I will never forget going to a meeting in Palm Springs of venture capitalists. What made them different from others I had encountered was their skepticism and insistence on understanding how start-up companies make money. If they could not understand the business plan, they did not invest.

6. You Will Fail; Do it Quickly and Cheaply

A successful entrepreneur in Iowa taught me failure is inevitable. The trick is to recognize when you have failed, learn from it, and move on as quickly and cheaply as possible. When I was helping to raise $36 million dollars for a genomics company, I was amazed to learn from venture capitalists they do not try to predict winners and losers. They don’t think it’s possible. When they invest in 20 companies, they are hoping that one of them will be a Google or an Apple. They fully expect the others to fail.

In contrast, I have noticed health care organizations have a hard time killing programs that are simply not working.

7. You Must Become a Life-Long Learner

When I graduated from Case Western Reserve School of Medicine in 1980, there was no Internet, no Google, no disease called AIDS and no smartphones.

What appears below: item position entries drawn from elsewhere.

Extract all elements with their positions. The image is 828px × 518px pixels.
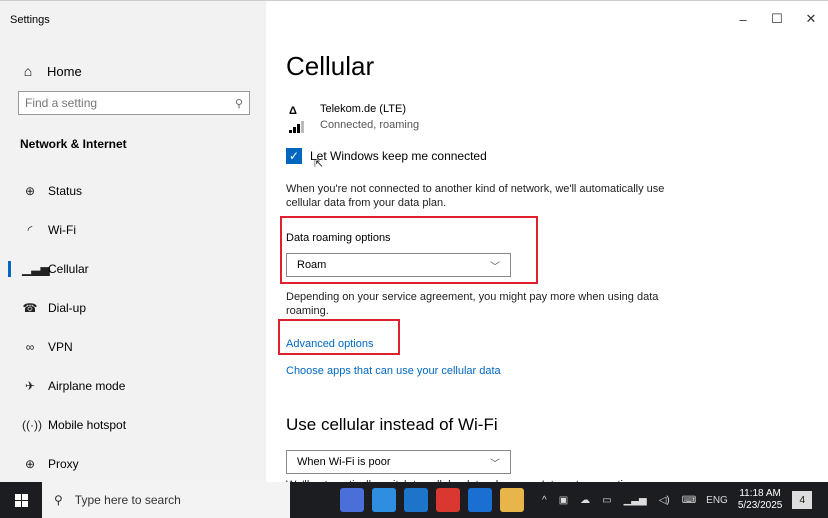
globe-icon: ⊕ <box>24 456 36 471</box>
sidebar-item-label: Status <box>48 183 83 198</box>
settings-search-box[interactable]: ⚲ <box>18 91 250 115</box>
section-title: Network & Internet <box>20 137 127 151</box>
cellular-network: Δ Telekom.de (LTE) Connected, roaming <box>286 103 419 133</box>
volume-icon[interactable]: ◁) <box>659 495 670 506</box>
signal-bars-icon <box>289 121 304 133</box>
clock[interactable]: 11:18 AM 5/23/2025 <box>738 488 783 512</box>
tray-app-icon[interactable]: ▣ <box>559 495 568 506</box>
sidebar-item-label: Mobile hotspot <box>48 417 127 432</box>
language-indicator[interactable]: ENG <box>706 495 728 506</box>
cellular-icon: ▁▃▅ <box>22 261 50 276</box>
outlook-icon[interactable] <box>468 488 492 512</box>
chevron-up-icon[interactable]: ^ <box>542 495 547 506</box>
battery-icon[interactable]: ▭ <box>602 495 611 506</box>
file-explorer-icon[interactable] <box>500 488 524 512</box>
wifi-icon: ◜ <box>27 222 33 237</box>
taskbar-search[interactable]: ⚲ Type here to search <box>42 482 290 518</box>
advanced-options-highlight-box <box>278 319 400 355</box>
phone-icon: ☎ <box>22 300 38 315</box>
airplane-icon: ✈ <box>24 378 36 393</box>
sidebar-item-label: Proxy <box>48 456 79 471</box>
sidebar-item-cellular[interactable]: ▁▃▅ Cellular <box>0 249 266 288</box>
sidebar-item-label: Cellular <box>48 261 89 276</box>
home-icon: ⌂ <box>23 63 33 79</box>
app-icon[interactable] <box>404 488 428 512</box>
network-status: Connected, roaming <box>320 119 420 131</box>
sidebar-item-dialup[interactable]: ☎ Dial-up <box>0 288 266 327</box>
sidebar-item-label: VPN <box>48 339 73 354</box>
sidebar-item-vpn[interactable]: ∞ VPN <box>0 327 266 366</box>
pinned-apps <box>336 488 528 512</box>
clock-time: 11:18 AM <box>739 488 781 499</box>
network-name: Telekom.de (LTE) <box>320 103 406 115</box>
wifi-section-title: Use cellular instead of Wi-Fi <box>286 415 498 434</box>
choose-apps-link[interactable]: Choose apps that can use your cellular d… <box>286 365 501 377</box>
clock-date: 5/23/2025 <box>737 500 783 511</box>
notification-count: 4 <box>799 494 806 506</box>
sidebar-item-label: Dial-up <box>48 300 87 315</box>
cellular-description: When you're not connected to another kin… <box>286 183 665 209</box>
sidebar-nav: ⊕ Status ◜ Wi-Fi ▁▃▅ Cellular ☎ Dial-up … <box>0 171 266 483</box>
wifi-dropdown-value: When Wi-Fi is poor <box>297 456 391 468</box>
hotspot-icon: ((·)) <box>22 417 42 432</box>
cellular-instead-of-wifi-dropdown[interactable]: When Wi-Fi is poor ﹀ <box>286 450 511 474</box>
sidebar: Settings ⌂ Home ⚲ Network & Internet ⊕ S… <box>0 1 266 483</box>
sidebar-item-status[interactable]: ⊕ Status <box>0 171 266 210</box>
start-button[interactable] <box>0 482 42 518</box>
sidebar-item-airplane-mode[interactable]: ✈ Airplane mode <box>0 366 266 405</box>
settings-window: Settings ⌂ Home ⚲ Network & Internet ⊕ S… <box>0 0 828 484</box>
search-icon: ⚲ <box>54 493 63 507</box>
taskbar: ⚲ Type here to search ^ ▣ ☁ ▭ ▁▃▅ ◁) ⌨ E… <box>0 482 828 518</box>
cellular-icon[interactable]: ▁▃▅ <box>624 495 647 506</box>
system-tray: ^ ▣ ☁ ▭ ▁▃▅ ◁) ⌨ <box>536 495 702 506</box>
chevron-down-icon: ﹀ <box>490 458 500 470</box>
keep-connected-checkbox[interactable]: ✓ <box>286 148 302 164</box>
app-icon[interactable] <box>340 488 364 512</box>
globe-icon: ⊕ <box>24 183 36 198</box>
settings-search-input[interactable] <box>25 96 235 110</box>
sidebar-item-wifi[interactable]: ◜ Wi-Fi <box>0 210 266 249</box>
sidebar-item-label: Home <box>47 63 82 79</box>
sidebar-item-mobile-hotspot[interactable]: ((·)) Mobile hotspot <box>0 405 266 444</box>
window-controls: – ☐ ✕ <box>726 1 828 37</box>
delta-icon: Δ <box>289 105 297 117</box>
close-button[interactable]: ✕ <box>794 1 828 37</box>
cloud-icon[interactable]: ☁ <box>580 495 590 506</box>
network-info: Telekom.de (LTE) Connected, roaming <box>320 103 419 133</box>
sidebar-item-home[interactable]: ⌂ Home <box>20 61 82 81</box>
search-icon: ⚲ <box>234 97 243 110</box>
app-icon[interactable] <box>436 488 460 512</box>
edge-icon[interactable] <box>372 488 396 512</box>
minimize-button[interactable]: – <box>726 1 760 37</box>
signal-strength-icon: Δ <box>286 103 312 133</box>
windows-logo-icon <box>14 493 28 507</box>
app-title: Settings <box>10 14 50 26</box>
sidebar-item-label: Wi-Fi <box>48 222 76 237</box>
roaming-highlight-box <box>280 216 538 284</box>
mouse-cursor-icon: ⇱ <box>314 158 324 170</box>
keep-connected-label: Let Windows keep me connected <box>310 149 487 163</box>
taskbar-search-placeholder: Type here to search <box>74 493 181 507</box>
maximize-button[interactable]: ☐ <box>760 1 794 37</box>
page-title: Cellular <box>286 51 375 81</box>
keyboard-icon[interactable]: ⌨ <box>682 495 696 506</box>
notification-center-button[interactable]: 4 <box>792 491 813 509</box>
vpn-icon: ∞ <box>25 339 35 354</box>
roaming-description: Depending on your service agreement, you… <box>286 291 659 317</box>
sidebar-item-label: Airplane mode <box>48 378 126 393</box>
sidebar-item-proxy[interactable]: ⊕ Proxy <box>0 444 266 483</box>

You must continue to learn about the world you live in, and the world will continue to change in amazing and confusing ways.

8. Master the Gartner Hype Cycle and Learn Behavioral Economics

Do yourself a favor. Master the Gartner Hype Cycle to understand why all those revolutionary disruptive technologies fail and those startup stocks go down. You can find a good resource here.

Read Nobel Prize winner Daniel Kahneman’s book Thinking, Fast and Slow; you will understand why you and those you work with often act irrationally.

 

Kent Bottles, MD, is a consultant, keynote speaker and frequent contributor to the PEJ, ACPE’s medical management journal.